Now, we’re going to rename the rows and columns of the new hippocampus gene cluster variables. We’ll give the variables names in the format that R has for the rest of the variables after reshaping them, with the structure acronym after a dot following the name of the quantification. The columns we’ll label with the donor_id. Finally, we’ll transpose so that we end up with donors down the side and the new variables across the top.

# change rownames
rownames(hip_cluster_variables) <- c('gene_cluster01.HIP', 'gene_cluster02.HIP', 'gene_cluster03.HIP')

# set colnames to donor_ids corresponding to rnaseq_profile_ids (colnames for hip_cluster_variables)
colnames(hip_cluster_variables) <- sample_info$donor_id[which(sample_info$rnaseq_profile_id %in% colnames(hip_cluster_variables))]

# transpose for merging
hip_cluster_variables <- t(hip_cluster_variables)

head(hip_cluster_variables)

Now it’s just a matter of merging the reshaped molecular quantification dataframe with the one containing the new gene cluster variables, hip_cluster_variables. The reshaped dataframe initially had 107 rows and 116 columns after we set donor_id as the row names. After setting donor_id as the row names in the new, merged dataframe, we should still have 107 rows but now have 119 columns since we will have added the three gene cluster variables.
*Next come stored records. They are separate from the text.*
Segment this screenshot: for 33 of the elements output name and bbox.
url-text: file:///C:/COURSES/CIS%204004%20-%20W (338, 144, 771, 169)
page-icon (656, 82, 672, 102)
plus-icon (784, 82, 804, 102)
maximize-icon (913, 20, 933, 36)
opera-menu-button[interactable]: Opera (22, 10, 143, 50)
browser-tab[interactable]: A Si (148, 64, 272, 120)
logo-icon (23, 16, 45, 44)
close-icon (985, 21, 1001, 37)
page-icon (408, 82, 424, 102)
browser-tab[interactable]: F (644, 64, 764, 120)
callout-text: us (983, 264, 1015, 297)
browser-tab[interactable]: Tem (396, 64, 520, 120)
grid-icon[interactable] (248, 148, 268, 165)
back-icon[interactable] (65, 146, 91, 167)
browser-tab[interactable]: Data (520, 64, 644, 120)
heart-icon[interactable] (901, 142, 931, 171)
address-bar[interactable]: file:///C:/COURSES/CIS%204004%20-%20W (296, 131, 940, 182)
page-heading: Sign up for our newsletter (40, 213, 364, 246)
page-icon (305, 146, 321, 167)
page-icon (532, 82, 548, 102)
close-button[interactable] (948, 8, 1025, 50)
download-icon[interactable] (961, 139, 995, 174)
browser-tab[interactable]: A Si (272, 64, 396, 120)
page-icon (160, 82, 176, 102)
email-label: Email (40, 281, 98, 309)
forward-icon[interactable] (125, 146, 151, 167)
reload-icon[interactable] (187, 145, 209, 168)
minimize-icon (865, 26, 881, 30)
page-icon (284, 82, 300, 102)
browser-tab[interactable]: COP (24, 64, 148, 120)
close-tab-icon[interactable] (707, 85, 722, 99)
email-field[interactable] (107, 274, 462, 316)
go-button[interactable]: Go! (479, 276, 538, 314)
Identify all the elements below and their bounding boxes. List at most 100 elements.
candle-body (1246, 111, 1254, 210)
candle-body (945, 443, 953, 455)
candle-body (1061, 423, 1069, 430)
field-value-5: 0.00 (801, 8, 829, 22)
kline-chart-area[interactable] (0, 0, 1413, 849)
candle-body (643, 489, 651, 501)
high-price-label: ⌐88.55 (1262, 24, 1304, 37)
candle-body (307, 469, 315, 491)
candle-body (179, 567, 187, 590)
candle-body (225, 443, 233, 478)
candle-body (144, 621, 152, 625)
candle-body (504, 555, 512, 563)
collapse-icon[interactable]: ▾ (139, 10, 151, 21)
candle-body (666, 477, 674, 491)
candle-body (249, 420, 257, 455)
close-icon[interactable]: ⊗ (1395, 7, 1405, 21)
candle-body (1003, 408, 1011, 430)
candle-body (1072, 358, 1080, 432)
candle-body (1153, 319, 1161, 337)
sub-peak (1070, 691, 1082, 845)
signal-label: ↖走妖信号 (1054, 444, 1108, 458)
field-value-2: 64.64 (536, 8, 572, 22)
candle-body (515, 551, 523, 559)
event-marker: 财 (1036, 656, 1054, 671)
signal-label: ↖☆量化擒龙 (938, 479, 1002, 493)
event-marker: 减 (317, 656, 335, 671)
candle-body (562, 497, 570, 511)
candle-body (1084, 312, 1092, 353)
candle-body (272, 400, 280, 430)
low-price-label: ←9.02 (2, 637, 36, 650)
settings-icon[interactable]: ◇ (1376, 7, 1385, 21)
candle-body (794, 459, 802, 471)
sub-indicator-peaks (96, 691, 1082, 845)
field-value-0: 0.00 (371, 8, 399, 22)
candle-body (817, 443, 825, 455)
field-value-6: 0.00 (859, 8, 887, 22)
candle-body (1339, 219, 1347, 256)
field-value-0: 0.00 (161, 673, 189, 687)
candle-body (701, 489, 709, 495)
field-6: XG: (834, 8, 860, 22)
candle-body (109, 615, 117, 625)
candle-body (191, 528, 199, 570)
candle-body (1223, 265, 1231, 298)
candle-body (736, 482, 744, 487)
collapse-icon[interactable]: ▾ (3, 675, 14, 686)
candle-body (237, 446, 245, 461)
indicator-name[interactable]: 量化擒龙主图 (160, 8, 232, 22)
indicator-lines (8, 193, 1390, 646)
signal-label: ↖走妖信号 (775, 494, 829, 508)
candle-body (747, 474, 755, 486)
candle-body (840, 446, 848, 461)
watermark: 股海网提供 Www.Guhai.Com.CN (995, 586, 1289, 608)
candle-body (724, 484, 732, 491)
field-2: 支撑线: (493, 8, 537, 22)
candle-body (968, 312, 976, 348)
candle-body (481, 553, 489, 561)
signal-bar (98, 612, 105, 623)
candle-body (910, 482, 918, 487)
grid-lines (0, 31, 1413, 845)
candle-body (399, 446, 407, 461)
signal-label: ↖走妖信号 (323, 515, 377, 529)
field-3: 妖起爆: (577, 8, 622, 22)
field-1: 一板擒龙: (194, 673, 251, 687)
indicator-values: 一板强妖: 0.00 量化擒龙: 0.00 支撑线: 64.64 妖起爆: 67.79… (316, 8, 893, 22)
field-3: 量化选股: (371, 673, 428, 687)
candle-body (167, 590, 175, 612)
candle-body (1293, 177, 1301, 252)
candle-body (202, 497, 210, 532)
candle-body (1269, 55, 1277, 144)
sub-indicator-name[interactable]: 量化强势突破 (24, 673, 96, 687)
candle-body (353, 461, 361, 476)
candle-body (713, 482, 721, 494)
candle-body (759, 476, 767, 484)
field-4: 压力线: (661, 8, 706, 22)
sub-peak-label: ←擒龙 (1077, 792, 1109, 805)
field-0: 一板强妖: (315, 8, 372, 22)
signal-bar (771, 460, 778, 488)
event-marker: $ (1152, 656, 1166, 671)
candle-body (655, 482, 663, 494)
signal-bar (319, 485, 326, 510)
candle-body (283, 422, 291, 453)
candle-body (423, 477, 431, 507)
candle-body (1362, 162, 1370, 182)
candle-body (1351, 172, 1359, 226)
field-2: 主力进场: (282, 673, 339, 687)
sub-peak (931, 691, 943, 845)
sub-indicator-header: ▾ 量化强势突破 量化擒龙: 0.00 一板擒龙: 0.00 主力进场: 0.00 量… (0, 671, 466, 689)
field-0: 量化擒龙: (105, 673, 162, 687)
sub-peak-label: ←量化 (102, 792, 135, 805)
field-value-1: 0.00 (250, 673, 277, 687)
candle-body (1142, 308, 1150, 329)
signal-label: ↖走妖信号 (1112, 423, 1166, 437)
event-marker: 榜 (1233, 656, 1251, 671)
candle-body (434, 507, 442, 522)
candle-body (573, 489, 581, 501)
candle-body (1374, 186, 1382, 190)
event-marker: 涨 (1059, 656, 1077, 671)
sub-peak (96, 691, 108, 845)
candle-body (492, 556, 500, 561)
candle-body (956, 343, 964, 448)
# add HIP genetic variables
data_plus_hip <- merge(reshaped, hip_cluster_variables, by='row.names', all=TRUE)

# clean up row names
rownames(data_plus_hip) <- data_plus_hip$Row.names
data_plus_hip$Row.names <- NULL

dim(data_plus_hip)

That looks right! We can take a peak at the new variables, which were added to the very end of the table.

data_plus_hip[c(1:5), c(114:119)]

There they are! The dataset is starting to look like something we can use for building models of dementia risk. We just need to add gene expression level cluster variables for the the remaining three brain regions (FWM, PCx, & TCx) and some additional demographic and medical history data.

Soon, we’ll talk about using the finalized dataset to build models to predict dementia risk from this data. As you might have noticed, there’s more features than samples (\(p>n\)) in our case so we’ll discuss modeling strategies that can accomodate that situation.

Thanks for reading!

References

1. Ubhi, K. & Masliah, E. (2013). Alzheimer’s Disease: Recent Advances and Future Perspectives. J Alzheimers Res. 33: S185-S194.

2. Marlatt MW, Lucassen PJ. (2010). Neurogenesis and Alzheimer’s disease: Biology and pathophysiology in mice and men. Curr Alzheimer Res. 7(2): 113-25.